Je la vis sortir le sien et tapoter, sûrement une réponse, dessus.
« Tu n'as pas besoin de le faire. Tu peux garder ton argent pour toi ».
« Alors... merci ».
Pensant que notre conversation virtuelle touchait à sa fin, elle m'écrivit de nouveau.
« Tu as l'air malade, tu as pris des médicaments ? »
Je souris sans même m'en rendre compte. Ces quelques mots, cette petite attention m'ont donné du baume au cœur.
« Non ».
« Alors qu'attends-tu pour le faire ? Tout ça parce que tu as voulu attirer l'attention des filles sur toi. Ridicule, vraiment ».

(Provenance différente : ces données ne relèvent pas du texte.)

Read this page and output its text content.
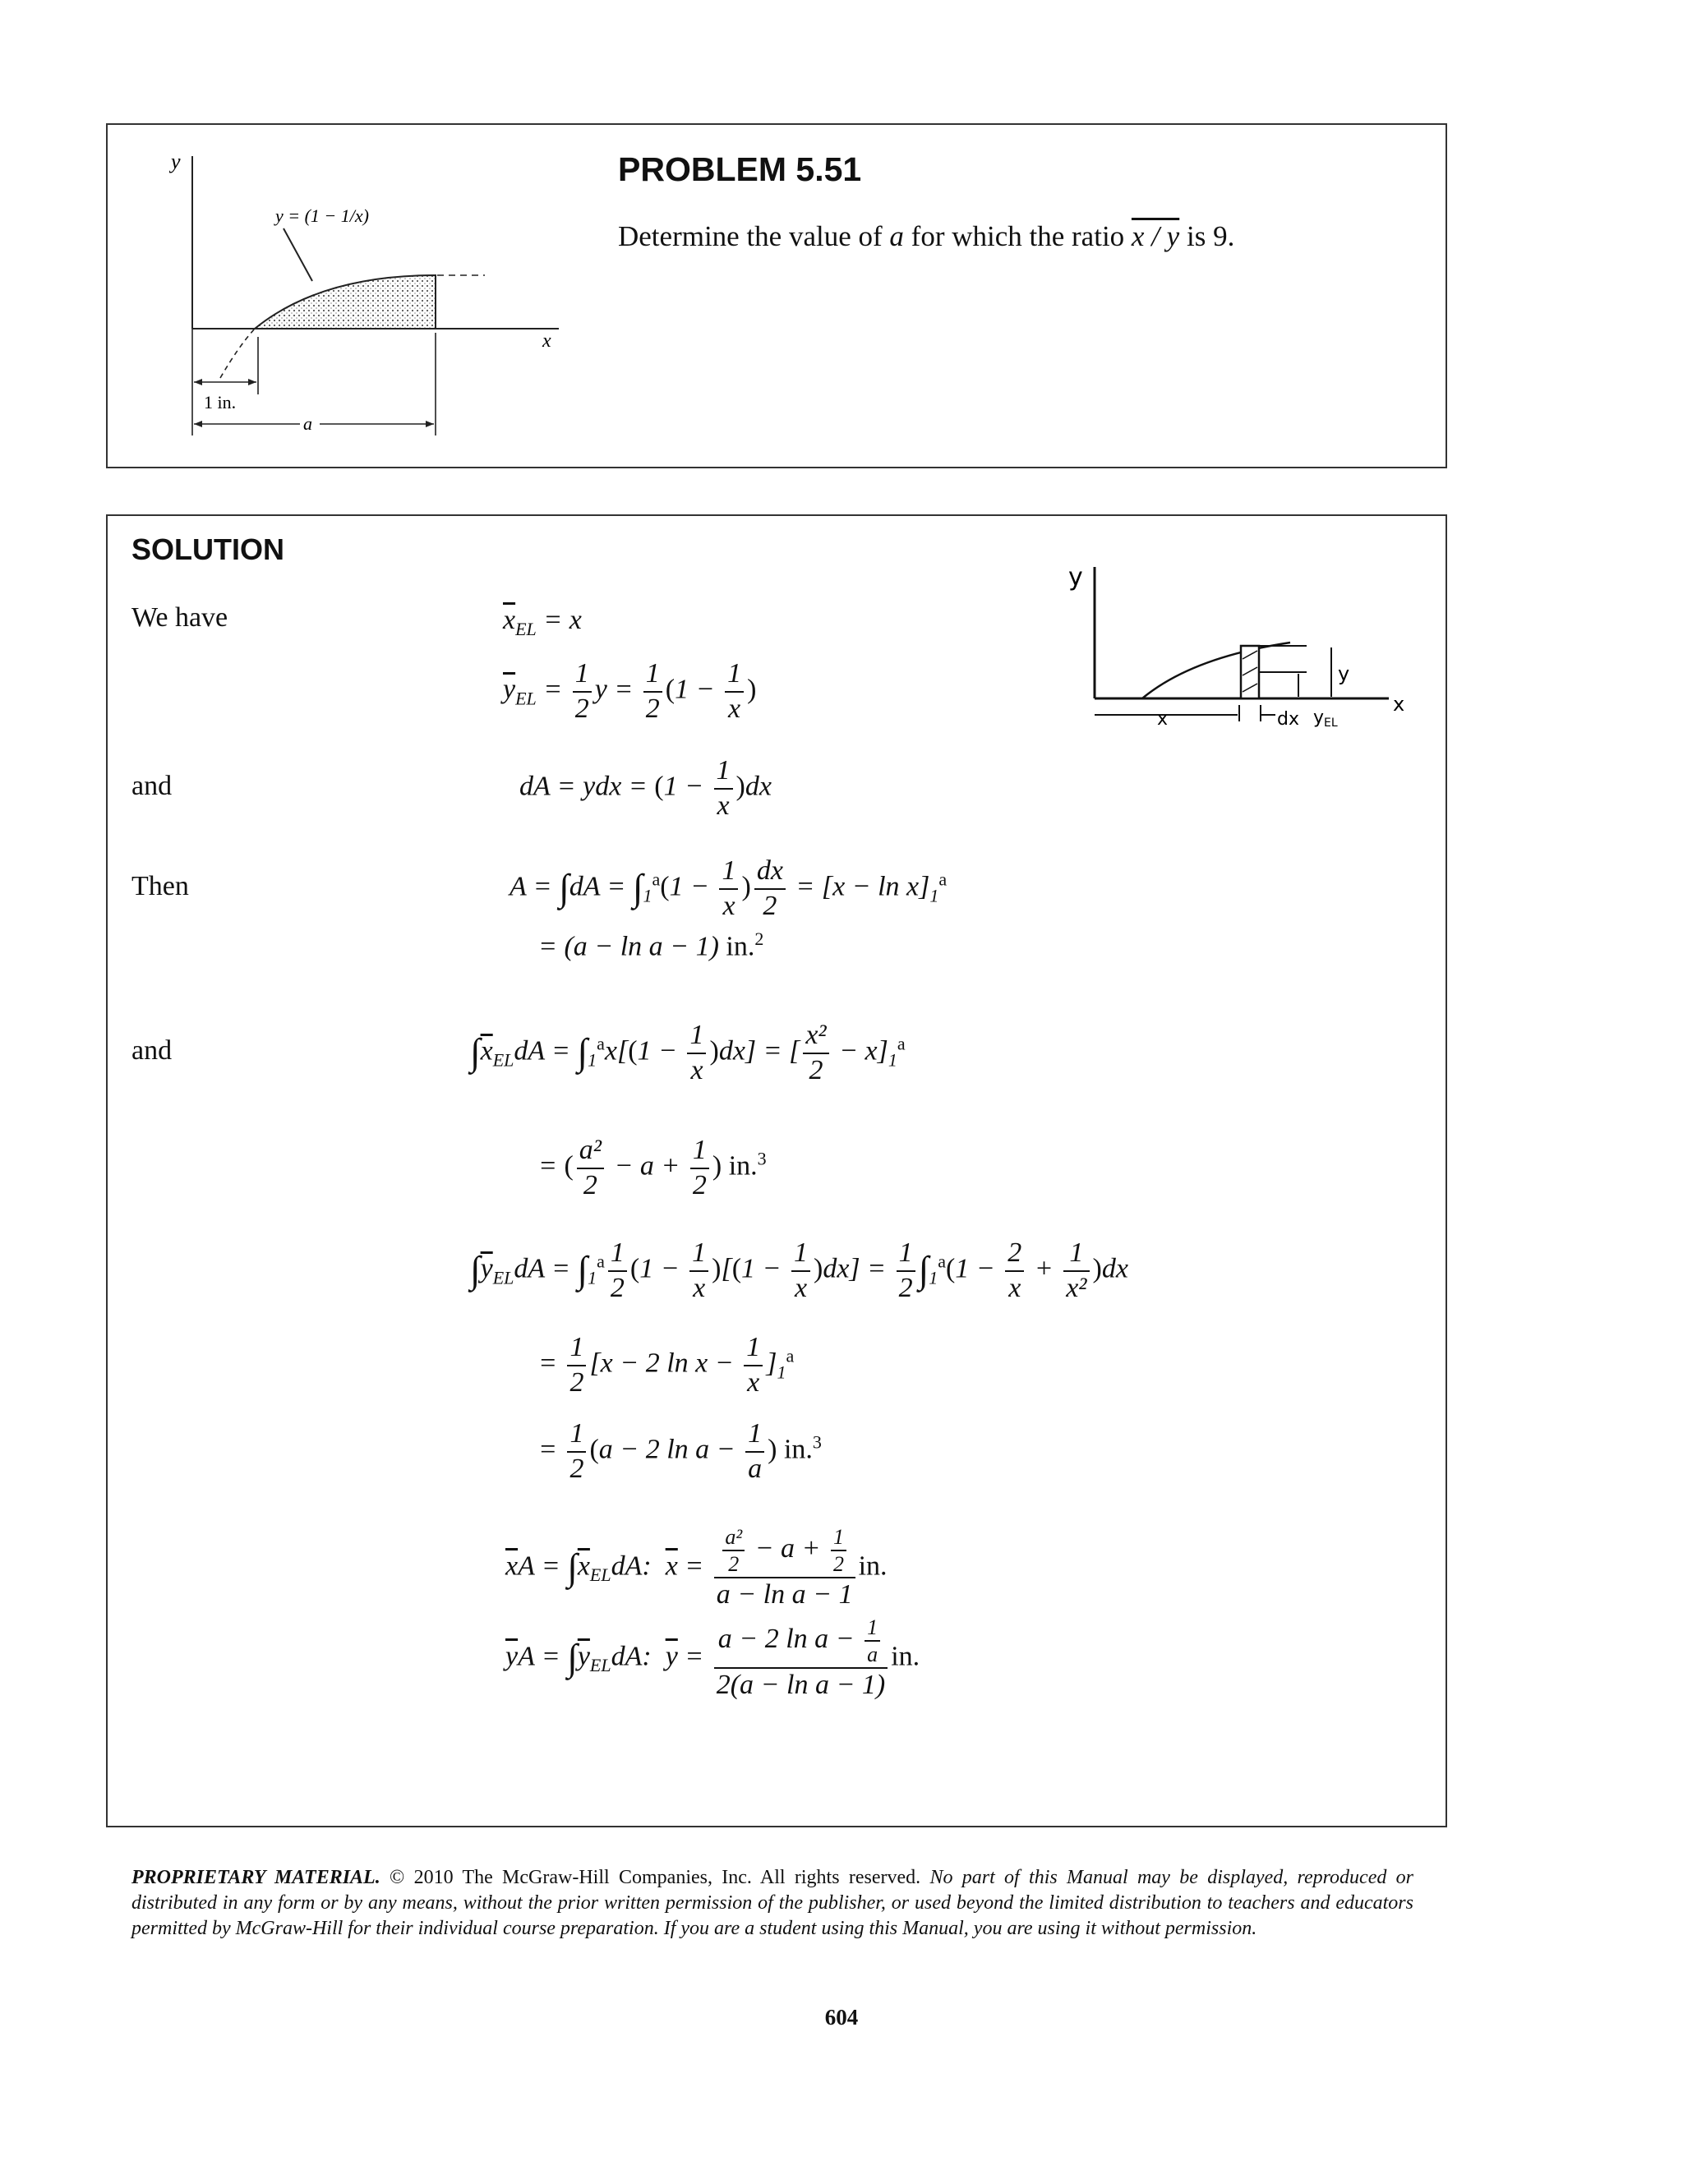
y
x
y = (1 − 1/x)
1 in.
a
PROBLEM 5.51
Determine the value of a for which the ratio x / y is 9.
SOLUTION
y
x
y
yEL
x	dx
We have
and
Then
and
$\overline{x}_{EL} = x$
$\overline{y}_{EL} = \frac{1}{2}$ $y = \frac{1}{2} (1 - \frac{1}{x}$ )
dA = ydx = $(1 - \frac{1}{x} )dx$
$A = \int dA = \int_1^a(1 - \frac{1}{x}$ ) $\frac{dx}{2} = [x - \ln x]_1^a$
= (a − ln a − 1) in.$^2$
$\int\overline{x}_{EL}dA = \int_1^ax[(1 - \frac{1}{x} )dx]$ = [ $\frac{\text{x²}}{2} - x]_1^a$
= ( $\frac{\text{a²}}{2} - a + \frac{1}{2}$ ) in.$^3$
$\int\overline{y}_{EL}dA = \int_1^a \frac{1}{2} (1 - \frac{1}{x} )[(1 - \frac{1}{x} )dx] = \frac{1}{2} \int_1^a(1 - \frac{2}{x} + \frac{1}{\text{x²}} )dx$
= $\frac{1}{2} [x - 2$ $\ln x - \frac{1}{x} ]_1^a$
= $\frac{1}{2} (a - 2$ $\ln a - \frac{1}{a}$ ) in.$^3$
$\overline{x}A = \int\overline{x}_{EL}dA$:  $\overline{x} = \frac{\frac{\text{a²}}{2} - a + \frac{1}{2}}{\text{a − ln a − 1}}$ in.
$\overline{y}A = \int\overline{y}_{EL}dA$:  $\overline{y} = \frac{a - 2 \ln a - \frac{1}{a}}{\text{2(a − ln a − 1)}}$ in.
PROPRIETARY MATERIAL. © 2010 The McGraw-Hill Companies, Inc. All rights reserved. No part of this Manual may be displayed, reproduced or distributed in any form or by any means, without the prior written permission of the publisher, or used beyond the limited distribution to teachers and educators permitted by McGraw-Hill for their individual course preparation. If you are a student using this Manual, you are using it without permission.
604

De quoi parle-t-elle encore ?
« Quoi ? »
« Hier, en marchant sous la pluie, toutes les filles ont failli s'évanouir car apparemment, tu étais trop beau. Toute l'école ne parle que de toi ! ».
Ah. Rien que cela. Je savais que je constituais un faible pour la gente féminine.

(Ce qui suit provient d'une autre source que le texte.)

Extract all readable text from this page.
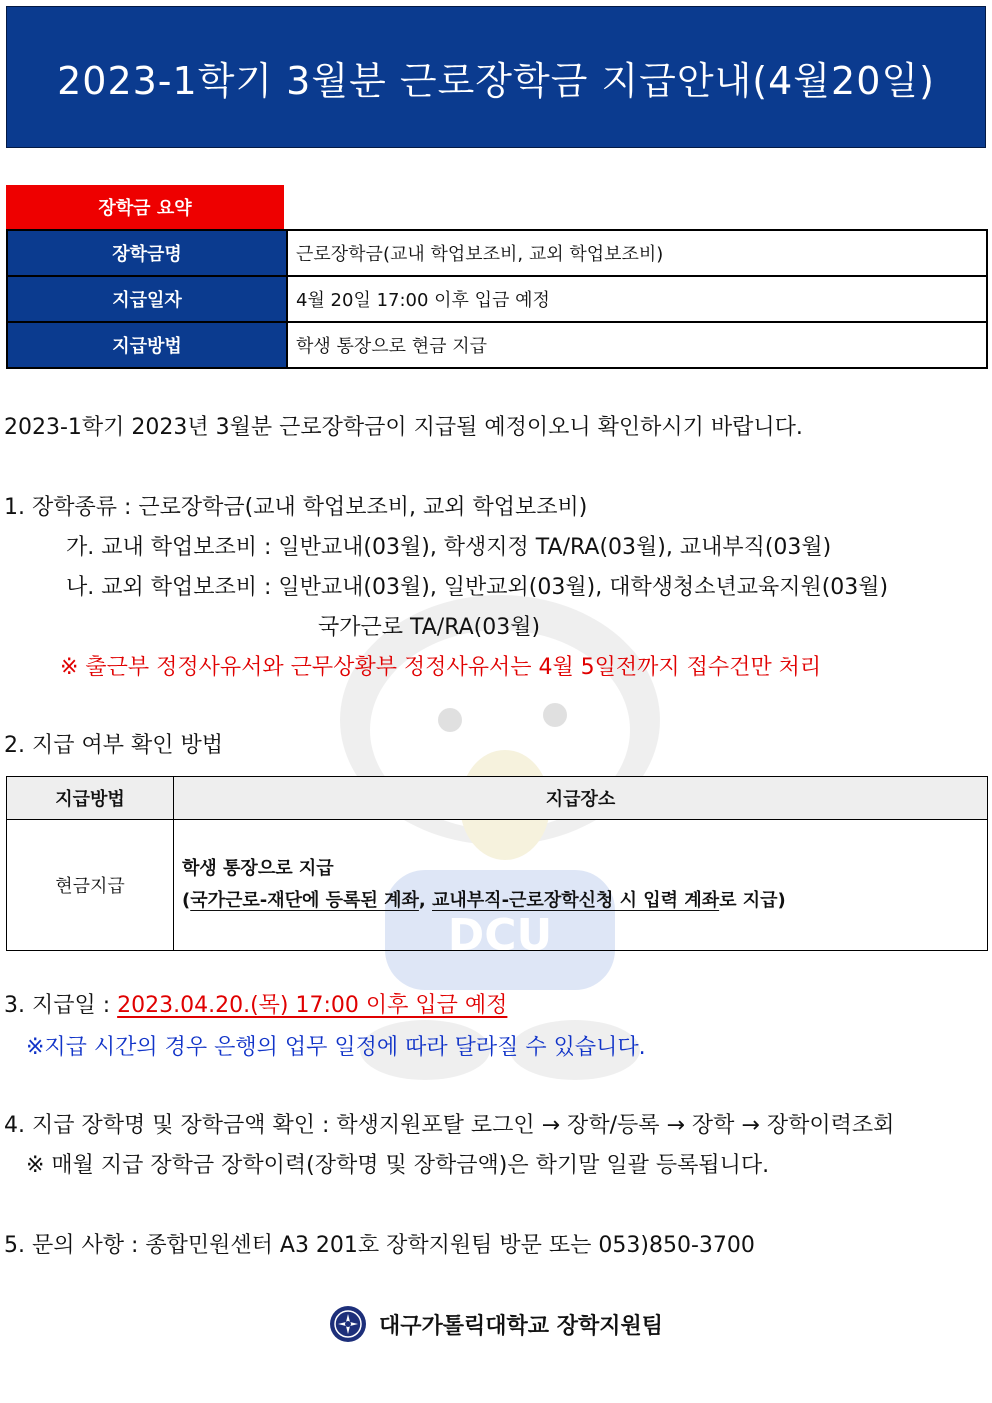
DCU
2023-1학기 3월분 근로장학금 지급안내(4월20일)
장학금 요약
장학금명	근로장학금(교내 학업보조비, 교외 학업보조비)
지급일자	4월 20일 17:00 이후 입금 예정
지급방법	학생 통장으로 현금 지급
2023-1학기 2023년 3월분 근로장학금이 지급될 예정이오니 확인하시기 바랍니다.
1. 장학종류 : 근로장학금(교내 학업보조비, 교외 학업보조비)
가. 교내 학업보조비 : 일반교내(03월), 학생지정 TA/RA(03월), 교내부직(03월)
나. 교외 학업보조비 : 일반교내(03월), 일반교외(03월), 대학생청소년교육지원(03월)
국가근로 TA/RA(03월)
※ 출근부 정정사유서와 근무상황부 정정사유서는 4월 5일전까지 접수건만 처리
2. 지급 여부 확인 방법
지급방법	지급장소
현금지급	학생 통장으로 지급
(국가근로-재단에 등록된 계좌, 교내부직-근로장학신청 시 입력 계좌로 지급)
3. 지급일 : 2023.04.20.(목) 17:00 이후 입금 예정
※지급 시간의 경우 은행의 업무 일정에 따라 달라질 수 있습니다.
4. 지급 장학명 및 장학금액 확인 : 학생지원포탈 로그인 → 장학/등록 → 장학 → 장학이력조회
※ 매월 지급 장학금 장학이력(장학명 및 장학금액)은 학기말 일괄 등록됩니다.
5. 문의 사항 : 종합민원센터 A3 201호 장학지원팀 방문 또는 053)850-3700
대구가톨릭대학교 장학지원팀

« Ah non, je n'ai jamais voulu attirer l'attention sur moi. Je n'avais de parapluie sur moi, c'est pour cela ».
« Je pensais que tu avais ton propre chauffeur ? ».
« Il a fait un accident et il n'a pu me ramener aujourd'hui ».
« Comment vas-tu ? ».
Cette question, qui ne peut vous paraître rien de plus normale, m'a fait marquer une pause. Comment me sentis-je ? Je l'ignore.
« Ça va ? ».
Je transpirais et ma respiration se faisait de plus en plus difficile à maintenir.
Je sentis Aéna prendre place à mes côtés et mettre sa main sur mon front en sueur.
-Mais ta température est trop élevée ! Il faut que tu ailles voir un médecin immédiatement ! Opina-t-elle en me provocant un horrible mal de crâne.
-No... non ! La repoussai-je avec le peu de force qui me restait.
Elle me saisit ma main moite et me tira hors du bus dès le prochain arrêt, au centre-ville. Elle me guida jusqu'à ce qu'on arrive à un cabinet d'un docteur généraliste dont je n'avais jamais entendu parler.
-Que... fais-tu ? Réussis-je à prononcer difficilement.
-Chose que tu aurais dû faire depuis bien longtemps ! Je suis déjà venue chez ce médecin l'autre jour et il est très compétent, répondit Aéna.
Après quelques minutes à attendre que mon tour vienne, une des infermières vint m'inviter à rentrer dans le cabinet du docteur.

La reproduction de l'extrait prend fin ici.